Chinese search giant Baidu plans to spend $160 million to buy a majority stake in a leading group buying site in the country, part of a string of recent deals the company had made to bolster its Internet business.
On Friday, Baidu said it will take a 59 percent stake in Nuomi, a subsidiary of Renren, which is best known for operating China’s version of Facebook. The deal will close in the fourth quarter.
Baidu said Nuomi’s group buying business would both “complement” and help drive growth in the search giant’s existing mobile mapping and location-based services. Nuomi ranks as one of China’s top group buying sites, and has 3.8 million active paying users. About 30 percent of its sales are made through mobile devices.

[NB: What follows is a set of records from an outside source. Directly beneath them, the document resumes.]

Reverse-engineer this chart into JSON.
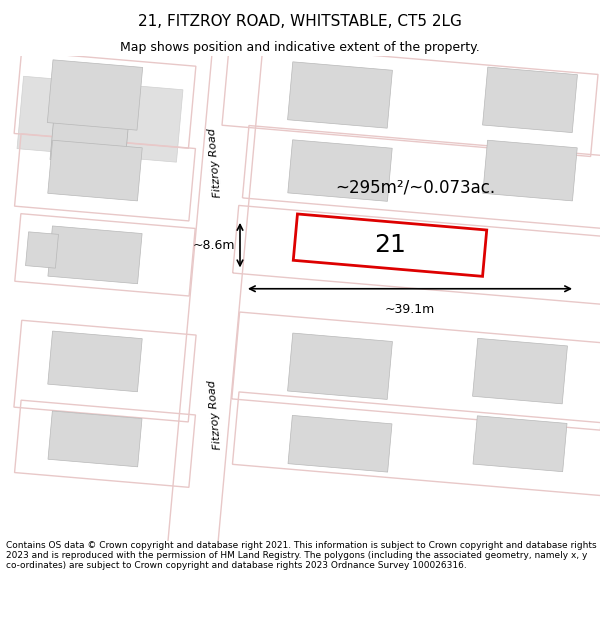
{
  "title": "21, FITZROY ROAD, WHITSTABLE, CT5 2LG",
  "subtitle": "Map shows position and indicative extent of the property.",
  "footer": "Contains OS data © Crown copyright and database right 2021. This information is subject to Crown copyright and database rights 2023 and is reproduced with the permission of HM Land Registry. The polygons (including the associated geometry, namely x, y co-ordinates) are subject to Crown copyright and database rights 2023 Ordnance Survey 100026316.",
  "background_color": "#ffffff",
  "map_bg": "#f9f0f0",
  "road_color": "#ffffff",
  "road_border_color": "#e8c8c8",
  "building_fill": "#e0e0e0",
  "building_border": "#c0c0c0",
  "plot_fill": "#ffffff",
  "plot_border_color": "#e8c8c8",
  "highlight_fill": "#ffffff",
  "highlight_border": "#dd0000",
  "road_label": "Fitzroy Road",
  "plot_number": "21",
  "area_label": "~295m²/~0.073ac.",
  "width_label": "~39.1m",
  "height_label": "~8.6m"
}
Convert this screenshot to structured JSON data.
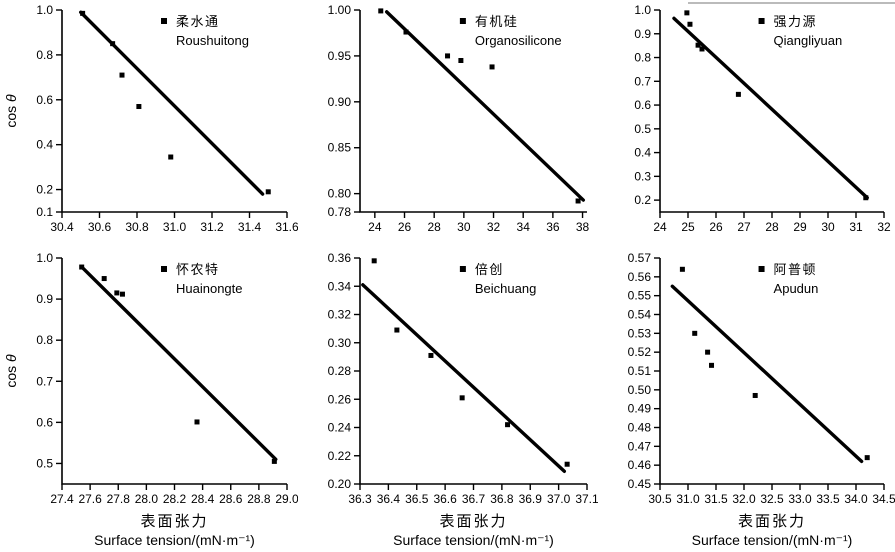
{
  "figure": {
    "background": "#ffffff",
    "ink": "#000000",
    "artifact_line_color": "#bbbbbb"
  },
  "chart_data": [
    {
      "type": "scatter",
      "legend_zh": "柔水通",
      "legend_en": "Roushuitong",
      "ylabel": "cos θ",
      "xlabel_zh": null,
      "xlabel_en": null,
      "xlim": [
        30.4,
        31.6
      ],
      "xticks": [
        "30.4",
        "30.6",
        "30.8",
        "31.0",
        "31.2",
        "31.4",
        "31.6"
      ],
      "ylim": [
        0.1,
        1.0
      ],
      "yticks": [
        "0.1",
        "0.2",
        "0.4",
        "0.6",
        "0.8",
        "1.0"
      ],
      "points": [
        [
          30.51,
          0.985
        ],
        [
          30.67,
          0.85
        ],
        [
          30.72,
          0.71
        ],
        [
          30.81,
          0.57
        ],
        [
          30.98,
          0.345
        ],
        [
          31.5,
          0.19
        ]
      ],
      "trend": [
        [
          30.5,
          0.99
        ],
        [
          31.47,
          0.18
        ]
      ]
    },
    {
      "type": "scatter",
      "legend_zh": "有机硅",
      "legend_en": "Organosilicone",
      "ylabel": null,
      "xlabel_zh": null,
      "xlabel_en": null,
      "xlim": [
        23.0,
        38.3
      ],
      "xticks": [
        "24",
        "26",
        "28",
        "30",
        "32",
        "34",
        "36",
        "38"
      ],
      "ylim": [
        0.78,
        1.0
      ],
      "yticks": [
        "0.78",
        "0.80",
        "0.85",
        "0.90",
        "0.95",
        "1.00"
      ],
      "points": [
        [
          24.4,
          0.999
        ],
        [
          26.1,
          0.976
        ],
        [
          28.9,
          0.95
        ],
        [
          29.8,
          0.945
        ],
        [
          31.9,
          0.938
        ],
        [
          37.7,
          0.792
        ]
      ],
      "trend": [
        [
          24.8,
          0.998
        ],
        [
          38.05,
          0.793
        ]
      ]
    },
    {
      "type": "scatter",
      "legend_zh": "强力源",
      "legend_en": "Qiangliyuan",
      "ylabel": null,
      "xlabel_zh": null,
      "xlabel_en": null,
      "xlim": [
        24.0,
        32.0
      ],
      "xticks": [
        "24",
        "25",
        "26",
        "27",
        "28",
        "29",
        "30",
        "31",
        "32"
      ],
      "ylim": [
        0.15,
        1.0
      ],
      "yticks": [
        "0.2",
        "0.3",
        "0.4",
        "0.5",
        "0.6",
        "0.7",
        "0.8",
        "0.9",
        "1.0"
      ],
      "points": [
        [
          24.96,
          0.988
        ],
        [
          25.07,
          0.94
        ],
        [
          25.36,
          0.852
        ],
        [
          25.5,
          0.836
        ],
        [
          26.8,
          0.645
        ],
        [
          31.35,
          0.21
        ]
      ],
      "trend": [
        [
          24.5,
          0.965
        ],
        [
          31.4,
          0.21
        ]
      ]
    },
    {
      "type": "scatter",
      "legend_zh": "怀农特",
      "legend_en": "Huainongte",
      "ylabel": "cos θ",
      "xlabel_zh": "表面张力",
      "xlabel_en": "Surface tension/(mN·m⁻¹)",
      "xlim": [
        27.4,
        29.0
      ],
      "xticks": [
        "27.4",
        "27.6",
        "27.8",
        "28.0",
        "28.2",
        "28.4",
        "28.6",
        "28.8",
        "29.0"
      ],
      "ylim": [
        0.45,
        1.0
      ],
      "yticks": [
        "0.5",
        "0.6",
        "0.7",
        "0.8",
        "0.9",
        "1.0"
      ],
      "points": [
        [
          27.54,
          0.978
        ],
        [
          27.7,
          0.95
        ],
        [
          27.79,
          0.915
        ],
        [
          27.83,
          0.912
        ],
        [
          28.36,
          0.601
        ],
        [
          28.91,
          0.505
        ]
      ],
      "trend": [
        [
          27.55,
          0.975
        ],
        [
          28.92,
          0.51
        ]
      ]
    },
    {
      "type": "scatter",
      "legend_zh": "倍创",
      "legend_en": "Beichuang",
      "ylabel": null,
      "xlabel_zh": "表面张力",
      "xlabel_en": "Surface tension/(mN·m⁻¹)",
      "xlim": [
        36.3,
        37.1
      ],
      "xticks": [
        "36.3",
        "36.4",
        "36.5",
        "36.6",
        "36.7",
        "36.8",
        "36.9",
        "37.0",
        "37.1"
      ],
      "ylim": [
        0.2,
        0.36
      ],
      "yticks": [
        "0.20",
        "0.22",
        "0.24",
        "0.26",
        "0.28",
        "0.30",
        "0.32",
        "0.34",
        "0.36"
      ],
      "points": [
        [
          36.35,
          0.358
        ],
        [
          36.43,
          0.309
        ],
        [
          36.55,
          0.291
        ],
        [
          36.66,
          0.261
        ],
        [
          36.82,
          0.242
        ],
        [
          37.03,
          0.214
        ]
      ],
      "trend": [
        [
          36.31,
          0.341
        ],
        [
          37.02,
          0.209
        ]
      ]
    },
    {
      "type": "scatter",
      "legend_zh": "阿普顿",
      "legend_en": "Apudun",
      "ylabel": null,
      "xlabel_zh": "表面张力",
      "xlabel_en": "Surface tension/(mN·m⁻¹)",
      "xlim": [
        30.5,
        34.5
      ],
      "xticks": [
        "30.5",
        "31.0",
        "31.5",
        "32.0",
        "32.5",
        "33.0",
        "33.5",
        "34.0",
        "34.5"
      ],
      "ylim": [
        0.45,
        0.57
      ],
      "yticks": [
        "0.45",
        "0.46",
        "0.47",
        "0.48",
        "0.49",
        "0.50",
        "0.51",
        "0.52",
        "0.53",
        "0.54",
        "0.55",
        "0.56",
        "0.57"
      ],
      "points": [
        [
          30.9,
          0.564
        ],
        [
          31.12,
          0.53
        ],
        [
          31.35,
          0.52
        ],
        [
          31.42,
          0.513
        ],
        [
          32.2,
          0.497
        ],
        [
          34.2,
          0.464
        ]
      ],
      "trend": [
        [
          30.72,
          0.555
        ],
        [
          34.1,
          0.462
        ]
      ]
    }
  ]
}
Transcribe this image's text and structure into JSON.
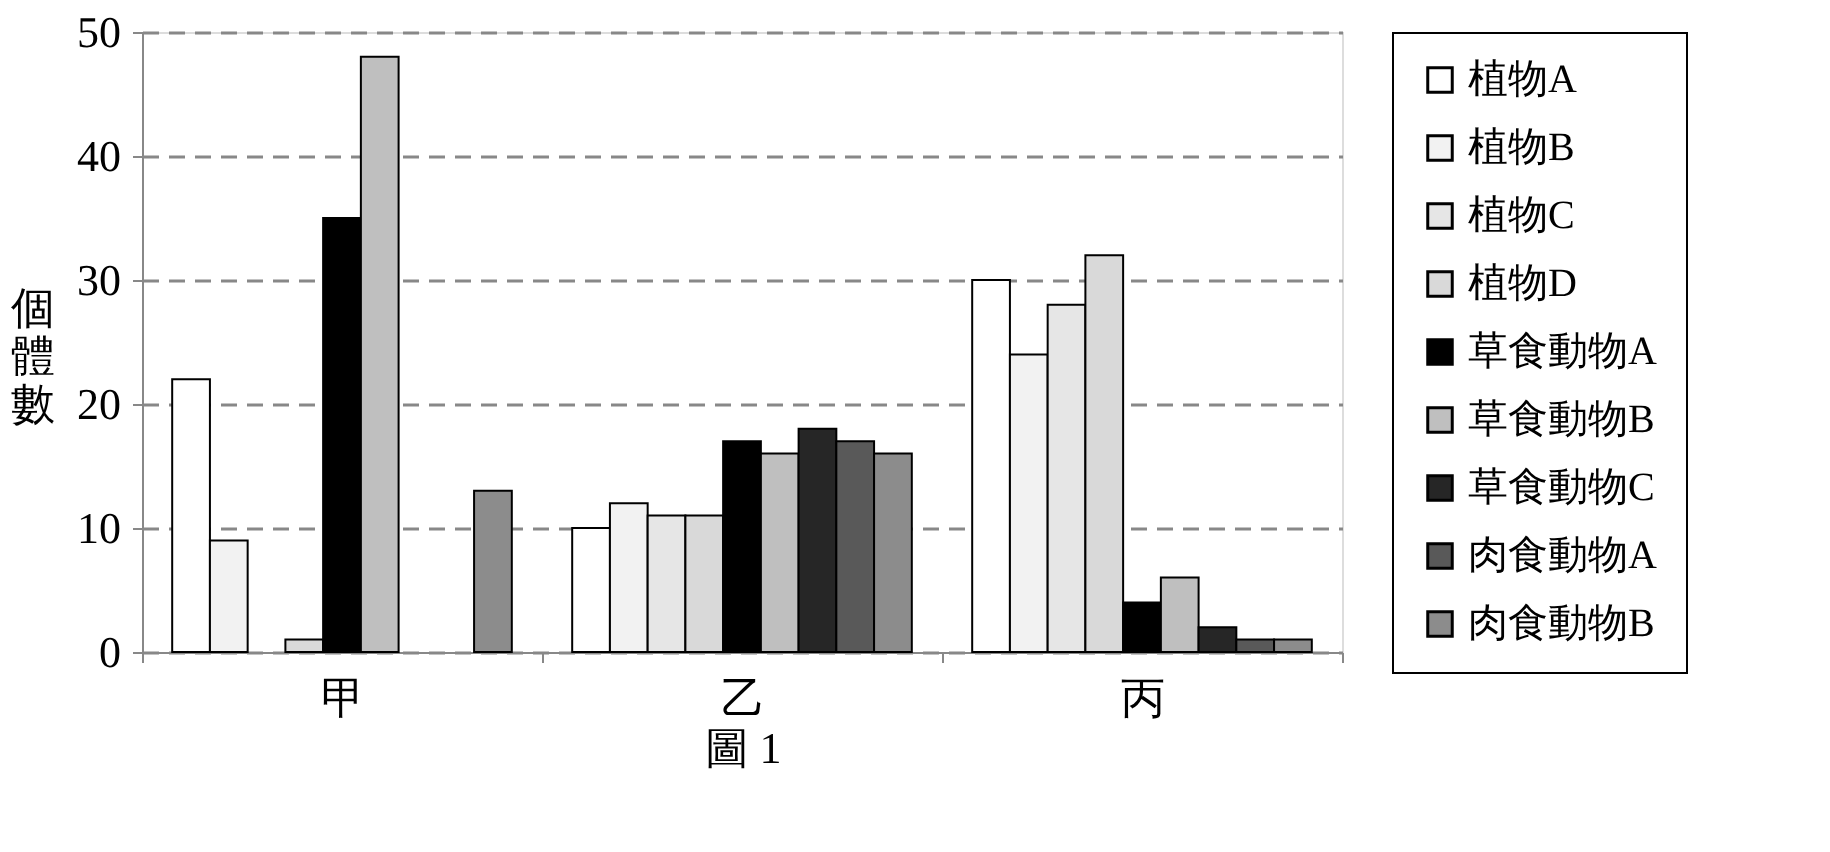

Baidu has long reigned as the country’s largest search engine, but its business is increasingly focused on the mobile Internet space at a time when China has become the world’s largest market for smartphones. Along with search, Baidu has pointed to its online mapping services as an area it would like to expand in.
The search giant announced the Nuomi deal after deciding to buy two leading app stores in the country, by spending $1.9 billion to acquire 91 Wireless Websoft, a subsidiary of a gaming developer in the country. On Thursday, the company revealed the acquisition was made to help support Baidu’s new app distribution modelto bring more third-party Web apps to its mobile services.
In May, the company also announced another acquisition to buy an online video business in the country for $370 million. The deal has made Baidu’s own video platform, known as iQiyi, one of China’s largest.
In the first quarter, Nuomi grabbed a 5.9 share of China’s group buying market, making it the fifth largest site of its kind during the period, according to Dataotuan, a group buying aggregator in the country. Nuomi, however, is just one of several leading group buying sites in the country. The largest is Juhuasuan, which had a 33.6 percent market share and is also owned by e-commerce giant Alibaba Group.
Baidu has in the past struggled in China’s e-commerce space, where it has faced strong competition from the likes of Alibaba. But the company is increasingly spending more on research and development, as well as marketing, to buttress its mobile Internet business.